Since the early 2000s, digital music libraries and music streaming services on the internet have grown exponentially. Digital music is now responsible for 56% of the total music industry revenue. Streaming services with huge catalogs have become the primary means through which most people listen to their favorite music. The growth in digital music has inadvertently led to an overabundance in available music - ultimately making it difficult for users to find music new or existing music to enjoy listening. Hence, streaming platforms have the challenge of introducing new enjoyable songs for users. Music platforms often try to achieve this by curating playlists based of a users listening taste. That is, streaming services have looked into means of categorizing music to allow for personalized recommendations. One method involves direct analysis of the raw audio information in a given song, scoring the raw data on a variety of metrics. The complexity of playlist generation lies with the ability to correctly cluster songs which are similar. We shall take a slightly different, rather more simple approach in this project. That is, we are to look to classify songs into two genres. Genre classification although very different from playlist curation, shares similar principles with respect to the applied algorithms and song characteristics.
We shall examine data compiled by a research group known as The Echo Nest. Our goal is to look through this dataset and classify songs as being either 'Hip-Hop' or 'Rock' - all without listening to a single one ourselves. In doing so, we will learn how to clean our data, do some exploratory data visualization, and use feature reduction towards the goal of feeding our data through some simple machine learning algorithms, such as decision trees and logistic regression.
A song is about more than its title, artist, and number of listens. We have a dataset that has musical features of each track such as danceability and acousticness on a scale from -1 to 1. The data was complied and provided by The Echo Nest.
Speechiness, Acousticness, Instrumentalness, Liveness and Valence are all used to explain the content within each song. All these variables range in value from 0 to 100, where larger values represent greater amounts of the variable present in the song. Speechiness refers to how much of the song sounds although it has been spoken. Accoustiness refers to the amount of the song which contains an acoustic instrument. Instrumentalness is a measure of how instrumental a given song is. The likelihood of a song being a live recording is measured by Liveness - higher values indicate a higher likelihood of the song being a live recording. Lastly, Valence is a measure of how positive the song is overall.

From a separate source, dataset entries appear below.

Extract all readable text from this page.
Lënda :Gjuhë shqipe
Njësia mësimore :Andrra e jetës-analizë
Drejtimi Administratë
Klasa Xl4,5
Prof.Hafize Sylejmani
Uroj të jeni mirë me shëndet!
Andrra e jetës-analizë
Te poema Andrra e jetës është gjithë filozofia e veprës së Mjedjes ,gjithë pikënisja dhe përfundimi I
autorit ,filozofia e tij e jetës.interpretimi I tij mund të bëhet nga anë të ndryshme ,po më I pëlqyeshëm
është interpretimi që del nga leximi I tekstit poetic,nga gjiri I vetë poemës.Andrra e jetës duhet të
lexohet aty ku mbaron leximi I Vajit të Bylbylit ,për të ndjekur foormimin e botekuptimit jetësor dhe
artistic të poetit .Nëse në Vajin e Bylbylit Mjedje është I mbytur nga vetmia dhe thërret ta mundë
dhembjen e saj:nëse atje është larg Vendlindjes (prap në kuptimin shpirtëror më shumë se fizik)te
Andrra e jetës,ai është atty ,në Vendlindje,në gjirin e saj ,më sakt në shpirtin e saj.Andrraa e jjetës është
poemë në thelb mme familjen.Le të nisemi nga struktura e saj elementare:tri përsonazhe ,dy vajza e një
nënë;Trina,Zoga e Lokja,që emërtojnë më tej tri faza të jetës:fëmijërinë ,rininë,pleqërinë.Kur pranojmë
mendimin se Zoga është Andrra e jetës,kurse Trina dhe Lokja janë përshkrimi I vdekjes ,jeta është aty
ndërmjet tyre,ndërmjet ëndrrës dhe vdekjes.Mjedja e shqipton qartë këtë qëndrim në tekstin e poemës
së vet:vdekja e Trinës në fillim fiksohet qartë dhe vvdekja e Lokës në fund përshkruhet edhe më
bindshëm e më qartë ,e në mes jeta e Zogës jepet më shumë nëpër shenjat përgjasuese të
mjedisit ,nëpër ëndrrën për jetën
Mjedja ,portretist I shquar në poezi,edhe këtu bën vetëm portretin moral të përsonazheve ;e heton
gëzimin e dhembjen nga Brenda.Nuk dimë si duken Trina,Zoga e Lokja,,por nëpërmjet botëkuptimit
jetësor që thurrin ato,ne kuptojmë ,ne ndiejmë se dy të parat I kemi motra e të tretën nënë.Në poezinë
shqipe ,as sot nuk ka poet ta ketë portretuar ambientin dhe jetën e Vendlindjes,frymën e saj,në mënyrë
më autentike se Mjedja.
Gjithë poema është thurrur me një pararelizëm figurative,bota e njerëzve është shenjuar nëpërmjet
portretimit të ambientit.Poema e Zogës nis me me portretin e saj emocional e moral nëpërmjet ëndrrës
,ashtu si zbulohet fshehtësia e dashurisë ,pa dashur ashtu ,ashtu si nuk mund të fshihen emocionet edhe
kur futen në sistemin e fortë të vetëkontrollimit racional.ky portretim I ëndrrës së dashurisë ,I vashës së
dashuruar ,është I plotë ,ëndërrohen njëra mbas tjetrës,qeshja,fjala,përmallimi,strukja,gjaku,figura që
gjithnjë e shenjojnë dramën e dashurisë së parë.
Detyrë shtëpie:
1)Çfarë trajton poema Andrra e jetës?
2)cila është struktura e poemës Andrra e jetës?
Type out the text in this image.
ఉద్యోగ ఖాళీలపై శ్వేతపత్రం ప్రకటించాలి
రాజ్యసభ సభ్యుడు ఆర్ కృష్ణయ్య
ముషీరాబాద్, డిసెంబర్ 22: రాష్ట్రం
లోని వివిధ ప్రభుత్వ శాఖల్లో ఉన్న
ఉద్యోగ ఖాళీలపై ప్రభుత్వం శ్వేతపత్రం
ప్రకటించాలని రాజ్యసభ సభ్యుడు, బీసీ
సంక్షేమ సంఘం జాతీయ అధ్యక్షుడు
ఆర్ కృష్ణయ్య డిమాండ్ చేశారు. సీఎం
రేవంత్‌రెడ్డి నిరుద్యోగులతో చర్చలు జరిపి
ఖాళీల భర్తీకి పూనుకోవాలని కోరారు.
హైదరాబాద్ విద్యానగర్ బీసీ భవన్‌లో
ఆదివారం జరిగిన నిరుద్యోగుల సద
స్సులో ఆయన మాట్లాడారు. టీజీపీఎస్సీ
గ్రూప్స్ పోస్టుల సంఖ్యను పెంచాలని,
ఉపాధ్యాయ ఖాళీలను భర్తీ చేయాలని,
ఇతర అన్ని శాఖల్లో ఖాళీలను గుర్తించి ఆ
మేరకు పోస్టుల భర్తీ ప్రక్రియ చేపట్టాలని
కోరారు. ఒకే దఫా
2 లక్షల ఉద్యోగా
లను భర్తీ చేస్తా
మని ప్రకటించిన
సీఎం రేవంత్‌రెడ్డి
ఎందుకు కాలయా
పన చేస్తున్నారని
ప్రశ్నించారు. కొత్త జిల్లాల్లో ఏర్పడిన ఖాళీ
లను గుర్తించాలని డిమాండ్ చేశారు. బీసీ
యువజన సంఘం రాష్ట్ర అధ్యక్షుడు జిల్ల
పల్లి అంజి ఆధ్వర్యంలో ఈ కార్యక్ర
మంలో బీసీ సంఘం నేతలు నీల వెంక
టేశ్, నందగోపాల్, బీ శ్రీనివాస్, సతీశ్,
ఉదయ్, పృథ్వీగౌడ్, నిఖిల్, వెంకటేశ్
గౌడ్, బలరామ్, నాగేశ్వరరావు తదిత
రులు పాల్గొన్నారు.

Tempo is measured in Beats Per Minute (BPM). Tempo ranges from 60 to over 200 in this dataset - where 200 BPM would indicate an extremely fast song. Genre describes a conventional category that identifies some pieces of music as belonging to a shared tradition or set of conventions. Danceability is a measure of how danceable a given song is. This is measured on a scale from 0 to 100. Energy is measure on the same scale, however this variable is a measure for how energetic a song is.
# Modules
import pandas as pd
import matplotlib.pyplot as plt
%matplotlib inline
import seaborn as sns
from sklearn.preprocessing import StandardScaler
from sklearn.decomposition import PCA
from sklearn.model_selection import train_test_split
from sklearn.tree import DecisionTreeClassifier
import numpy as np
from sklearn.linear_model import LogisticRegression
from sklearn.metrics import classification_report
from sklearn.model_selection import KFold, cross_val_score
These exist in two different files, which are in different formats - CSV and JSON. CSV is a popular file format for denoting tabular data, JSON is another common file format in which databases often return the results of a given query.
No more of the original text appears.